Lockdown Lecture #4
PoWs and Commemoration: Japan

Delivered by Mahon Murphy, Associate Professor of International History at the Graduate School of Law, Kyoto University, Japan.

During the First World War Japan housed around 4,800 German and Austro-Hungarian POWs in various camps across the country. These prisoners were mainly captured after Japan’s successful siege of the German concession of Qingdao (Tsingtao) on the Shandong Peninsula, China. My short lecture discusses the background to the POWs capture, explaining how Germans were in possession of concessions in China at the outbreak of the war and Japan’s motivations in electing to fight on the Entente side after war was declared in Europe. I then discuss the treatment of POWs held in Japan during the war, looking at camp conditions, camp regulations and the prisoners’ interactions with the local Japanese population.

The main focus of this talk will centre around the camp of Bando in Tokushima prefecture on the island of Shikoku. While this camp was not representative of camps as a whole in Japan it occupies and important place in the popular memory of the First World War in Japan. Purpose built and opened in 1917, it held a little over 1,000 POWs or around one fifth of all POWs held in Japan during the war. Bando became a model camp with ample room for prisoners to engage in agriculture, engineering, arts and crafts and sport. It also became a site of cultural interaction with prisoners taking an interest in Japanese culture as well as introducing their own to Japan. The main legacy of which is the performance of Beethoven’s ninth symphony in the camp which has since gone to be country-wide tradition.

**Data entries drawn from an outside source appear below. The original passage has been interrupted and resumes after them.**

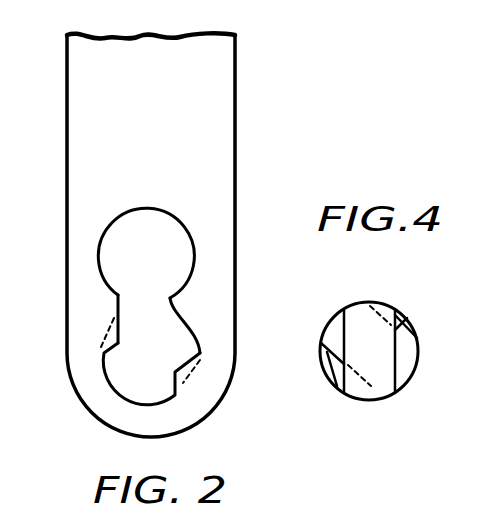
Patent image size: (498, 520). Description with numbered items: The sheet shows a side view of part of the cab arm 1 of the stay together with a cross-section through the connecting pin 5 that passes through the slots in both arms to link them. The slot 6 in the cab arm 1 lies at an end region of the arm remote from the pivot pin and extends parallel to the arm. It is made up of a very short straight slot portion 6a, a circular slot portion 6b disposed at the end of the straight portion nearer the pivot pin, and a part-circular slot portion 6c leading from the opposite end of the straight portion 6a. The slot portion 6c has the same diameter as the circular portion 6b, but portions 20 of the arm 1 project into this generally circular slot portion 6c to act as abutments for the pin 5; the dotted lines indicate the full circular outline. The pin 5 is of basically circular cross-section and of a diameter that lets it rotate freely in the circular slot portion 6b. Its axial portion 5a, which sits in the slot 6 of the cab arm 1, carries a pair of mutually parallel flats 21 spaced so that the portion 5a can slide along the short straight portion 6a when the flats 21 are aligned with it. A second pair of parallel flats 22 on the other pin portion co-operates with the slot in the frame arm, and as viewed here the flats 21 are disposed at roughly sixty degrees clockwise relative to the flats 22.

In FIG. 2, the cab arm 1 is at (207, 87).
In FIG. 2, the slot 6 is at (107, 293).
In FIG. 2, the straight slot portion 6a is at (153, 302).
In FIG. 2, the circular slot portion 6b is at (157, 240).
In FIG. 2, the part-circular slot portion 6c is at (142, 370).
In FIG. 2, the projecting portions of the arm 20 is at (108, 328).
In FIG. 4, the connecting pin 5 is at (362, 300).
In FIG. 4, the axial pin portion 5a is at (378, 365).
In FIG. 4, the flats 21 is at (412, 312).
In FIG. 4, the flats 22 is at (400, 330).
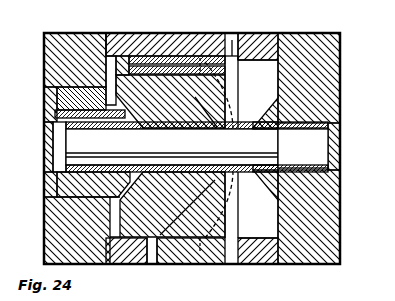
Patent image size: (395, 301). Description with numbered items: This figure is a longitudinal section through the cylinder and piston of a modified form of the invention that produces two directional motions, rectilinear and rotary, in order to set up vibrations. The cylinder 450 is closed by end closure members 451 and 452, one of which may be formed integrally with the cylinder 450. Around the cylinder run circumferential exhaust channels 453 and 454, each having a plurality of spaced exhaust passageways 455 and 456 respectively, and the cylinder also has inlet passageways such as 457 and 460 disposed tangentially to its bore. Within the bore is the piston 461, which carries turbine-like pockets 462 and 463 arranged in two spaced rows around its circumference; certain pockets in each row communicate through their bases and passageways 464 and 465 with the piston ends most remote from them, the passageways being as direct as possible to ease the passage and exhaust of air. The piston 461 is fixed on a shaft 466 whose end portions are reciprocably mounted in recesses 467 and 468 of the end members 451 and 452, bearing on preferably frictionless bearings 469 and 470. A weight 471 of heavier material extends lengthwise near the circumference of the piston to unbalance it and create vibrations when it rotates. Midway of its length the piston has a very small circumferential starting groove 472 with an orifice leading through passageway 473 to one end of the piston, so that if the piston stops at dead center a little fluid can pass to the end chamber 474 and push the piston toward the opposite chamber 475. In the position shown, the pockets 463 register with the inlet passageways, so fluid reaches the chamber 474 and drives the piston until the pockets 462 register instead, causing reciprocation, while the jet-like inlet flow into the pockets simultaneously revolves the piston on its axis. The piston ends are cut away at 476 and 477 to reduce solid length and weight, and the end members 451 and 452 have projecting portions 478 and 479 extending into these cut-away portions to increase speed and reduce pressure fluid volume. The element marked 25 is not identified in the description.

The bearing assembly 25 is at (200, 57).
The cylinder 450 is at (280, 45).
The end closure member 451 is at (52, 44).
The end closure member 452 is at (340, 40).
The exhaust channel 453 is at (150, 56).
The exhaust channel 454 is at (246, 58).
The exhaust passageways 455 is at (147, 57).
The exhaust passageways 456 is at (246, 40).
The inlet passageway 457 is at (244, 50).
The inlet passageway 460 is at (137, 252).
The piston 461 is at (186, 170).
The turbine-like pockets 462 is at (170, 66).
The turbine-like pockets 463 is at (232, 62).
The passageway 464 is at (191, 132).
The passageway 465 is at (151, 170).
The shaft 466 is at (66, 168).
The recess 467 is at (56, 148).
The recess 468 is at (330, 149).
The bearing 469 is at (58, 115).
The bearing 470 is at (330, 117).
The weight 471 is at (86, 45).
The starting groove 472 is at (232, 264).
The passageway 473 is at (226, 215).
The chamber 474 is at (108, 212).
The chamber 475 is at (266, 216).
The cut away portion 476 is at (80, 92).
The cut away portion 477 is at (232, 106).
The projecting portion 478 is at (72, 110).
The projecting portion 479 is at (282, 100).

The site of the former Bando camp itself is an important site of memory in that it houses a memorial stone to all those POWs who died in Japan during the war. With the opening of the ‘The Naruto German House’ it is has also become a site of commemoration and important facet of Japan’s popular culture. (see the link for the Naruto German House Homepage (Japanese only) http://doitsukan.com/).

Mahon Murphy is an Associate Professor of International History at the Graduate School of Law at Kyoto University. He received his PhD in 2015 from the London School of Economics and Political Science where he studied under David Stevenson and Heather Jones. His PhD was awarded the German Historical Institute London annual thesis prize in 2015. His first book, Colonial Captivity during the First World War: Internment and the Fall of the German Empire, 1914 -1919 (Cambridge University Press) was published in 2017. He was a member of the HERA funded project Making War Mapping Europe: Militarized Cultural Encounters 1792-1920 where he researched and published on the British military of occupation of Jerusalem 1917-1920. He is a region editor for the British Journal for Military History. Since moving to Japan, he has been a member of the research group Prisoners of War and Civilian Internees from the Viewpoint of East Asia, along with Naraoka Sochi and Kajiwara Katsuhiko. They are currently working on an edited volume on Japan’s treatment of prisoners of war from the Meiji Restoration until the Second World War. His most recent publication (2020) ‘The Heimei Maru Incident 1921: Japan’s Diplomatic Intervention in Prisoner of War Repatriation’ was published in The International History Review.